Police brutality accusations creates controversy

It was a cool November night as deputies were getting ready for any violent protesters who would react to the announcement of the verdict of the Michael Brown case.

“Protesters have rights, but they do not have the right to destroy other people’s property and infringe on the rights of others,” JP Harvey Sargent for the Western Delray Beach area said.

In the last few months the media has been buzzing with tales of police brutality, and that seems to be a nation-wide epidemic.

“I think the media only picks up on what is popular, and what is going to sell because if the media were going to do everything fair and unbiased, they’d have to show all the good things officers do and all the lives they save,” Jeff Calise, Captain for the West Palm Beach area said.

Some of these cases include the Michael Brown case in Ferguson, Missouri and the Eric Garner case in New York, both of which resulted in angry protesters including some violence.

“It’s important to realize that the police have a job to do and their not picking people out of the crowd to pick on and harass,” Harvey said.

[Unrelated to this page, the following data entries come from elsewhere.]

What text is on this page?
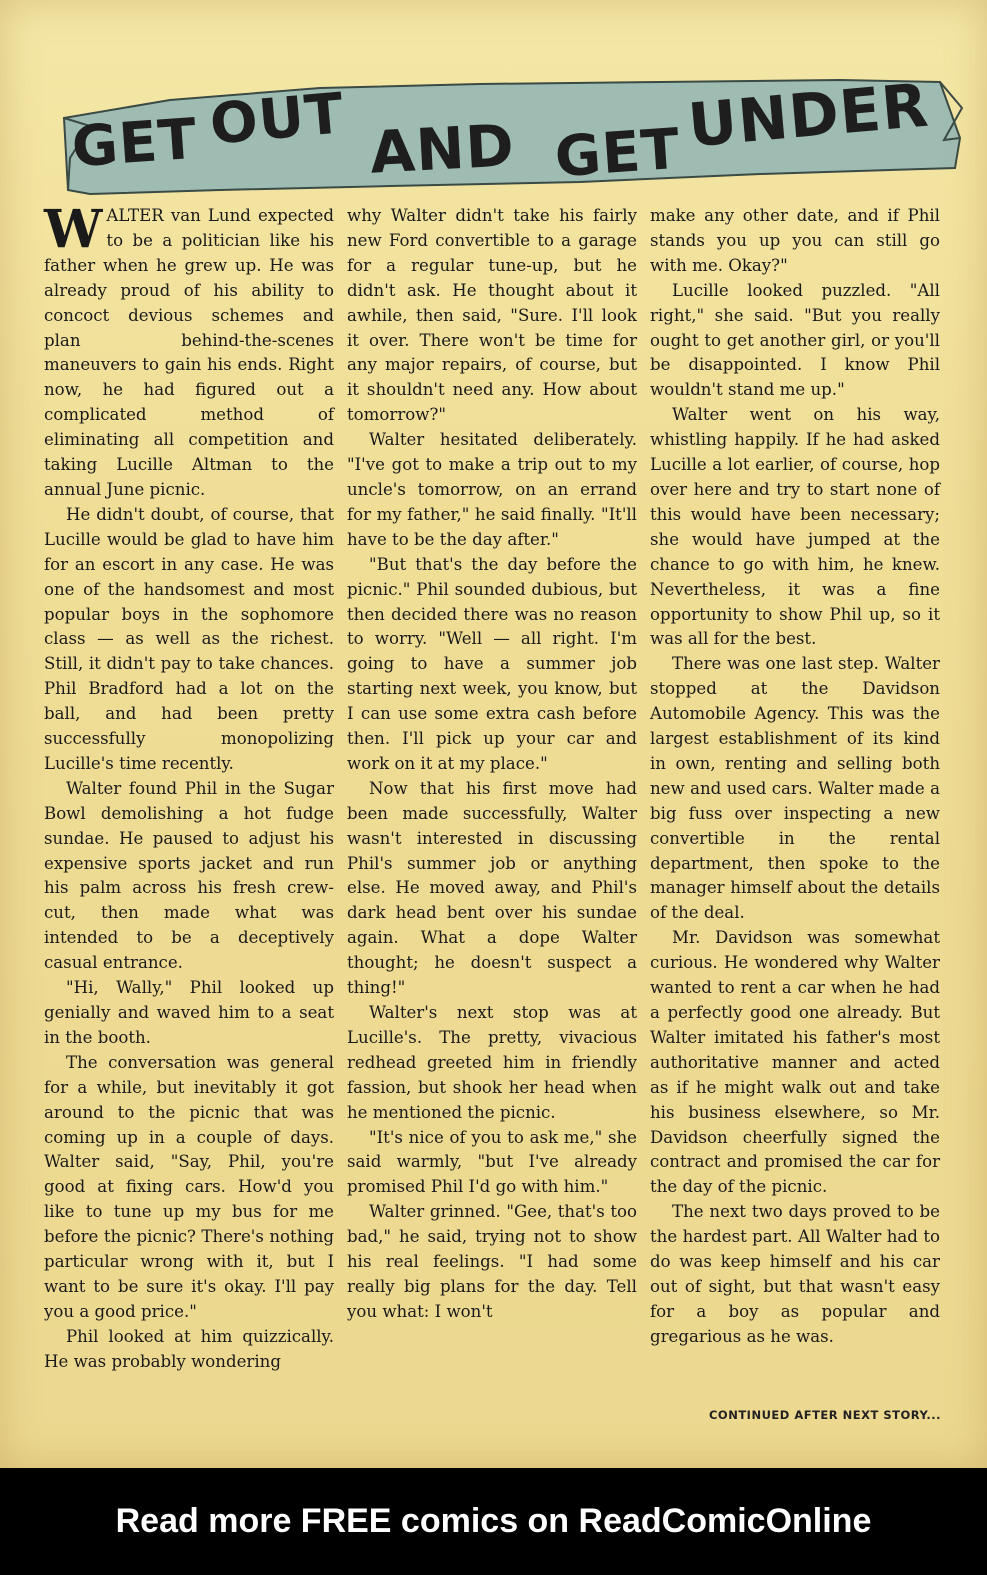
GET OUT AND GET UNDER

WALTER van Lund expected to be a politician like his father when he grew up. He was already proud of his ability to concoct devious schemes and plan behind-the-scenes maneuvers to gain his ends. Right now, he had figured out a complicated method of eliminating all competition and taking Lucille Altman to the annual June picnic.

He didn't doubt, of course, that Lucille would be glad to have him for an escort in any case. He was one of the handsomest and most popular boys in the sophomore class — as well as the richest. Still, it didn't pay to take chances. Phil Bradford had a lot on the ball, and had been pretty successfully monopolizing Lucille's time recently.

Walter found Phil in the Sugar Bowl demolishing a hot fudge sundae. He paused to adjust his expensive sports jacket and run his palm across his fresh crew-cut, then made what was intended to be a deceptively casual entrance.

"Hi, Wally," Phil looked up genially and waved him to a seat in the booth.

The conversation was general for a while, but inevitably it got around to the picnic that was coming up in a couple of days. Walter said, "Say, Phil, you're good at fixing cars. How'd you like to tune up my bus for me before the picnic? There's nothing particular wrong with it, but I want to be sure it's okay. I'll pay you a good price."

Phil looked at him quizzically. He was probably wondering

why Walter didn't take his fairly new Ford convertible to a garage for a regular tune-up, but he didn't ask. He thought about it awhile, then said, "Sure. I'll look it over. There won't be time for any major repairs, of course, but it shouldn't need any. How about tomorrow?"

Walter hesitated deliberately. "I've got to make a trip out to my uncle's tomorrow, on an errand for my father," he said finally. "It'll have to be the day after."

"But that's the day before the picnic." Phil sounded dubious, but then decided there was no reason to worry. "Well — all right. I'm going to have a summer job starting next week, you know, but I can use some extra cash before then. I'll pick up your car and work on it at my place."

Now that his first move had been made successfully, Walter wasn't interested in discussing Phil's summer job or anything else. He moved away, and Phil's dark head bent over his sundae again. What a dope Walter thought; he doesn't suspect a thing!"

Walter's next stop was at Lucille's. The pretty, vivacious redhead greeted him in friendly fassion, but shook her head when he mentioned the picnic.

"It's nice of you to ask me," she said warmly, "but I've already promised Phil I'd go with him."

Walter grinned. "Gee, that's too bad," he said, trying not to show his real feelings. "I had some really big plans for the day. Tell you what: I won't

make any other date, and if Phil stands you up you can still go with me. Okay?"

Lucille looked puzzled. "All right," she said. "But you really ought to get another girl, or you'll be disappointed. I know Phil wouldn't stand me up."

Walter went on his way, whistling happily. If he had asked Lucille a lot earlier, of course, hop over here and try to start none of this would have been necessary; she would have jumped at the chance to go with him, he knew. Nevertheless, it was a fine opportunity to show Phil up, so it was all for the best.

There was one last step. Walter stopped at the Davidson Automobile Agency. This was the largest establishment of its kind in own, renting and selling both new and used cars. Walter made a big fuss over inspecting a new convertible in the rental department, then spoke to the manager himself about the details of the deal.

Mr. Davidson was somewhat curious. He wondered why Walter wanted to rent a car when he had a perfectly good one already. But Walter imitated his father's most authoritative manner and acted as if he might walk out and take his business elsewhere, so Mr. Davidson cheerfully signed the contract and promised the car for the day of the picnic.

The next two days proved to be the hardest part. All Walter had to do was keep himself and his car out of sight, but that wasn't easy for a boy as popular and gregarious as he was.

CONTINUED AFTER NEXT STORY...
Read more FREE comics on ReadComicOnline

Both Harvey and Calise feel that respect for officers has seen a drop throughout the years.

“I think it’s more socially accepted to question authority, which isn’t necessarily a bad thing. There is a cultural phenomenon that supports younger generations not respecting law enforcement,” Harvey said.

Many officers feel that news stations such as CNN “tend to focus on people who are passing themselves off as people representing the community,” Calise said.

“It’s not the newspaper’s job to report the honest facts, it’s the newspaper’s job to sell advertising and that is done most effectively by sensationalizing stories,” Harvey said.

Police equipment is going to be seeing some changes in the near future such as adding body cameras to officers.

“I think [adding body cameras] is good overall, there are some privacy issues that have to be worked out, how the citizens may feel at very vulnerable points in their lives,” Calise said.

Some may feel the problem lies within how officers are trained, but Harvey and Calise feel that it doesn’t.

“I don’t think the problem lies within police training,” Harvey said. “Instead, the problem lies within how we communicate, what we do, and how we do it to the public.”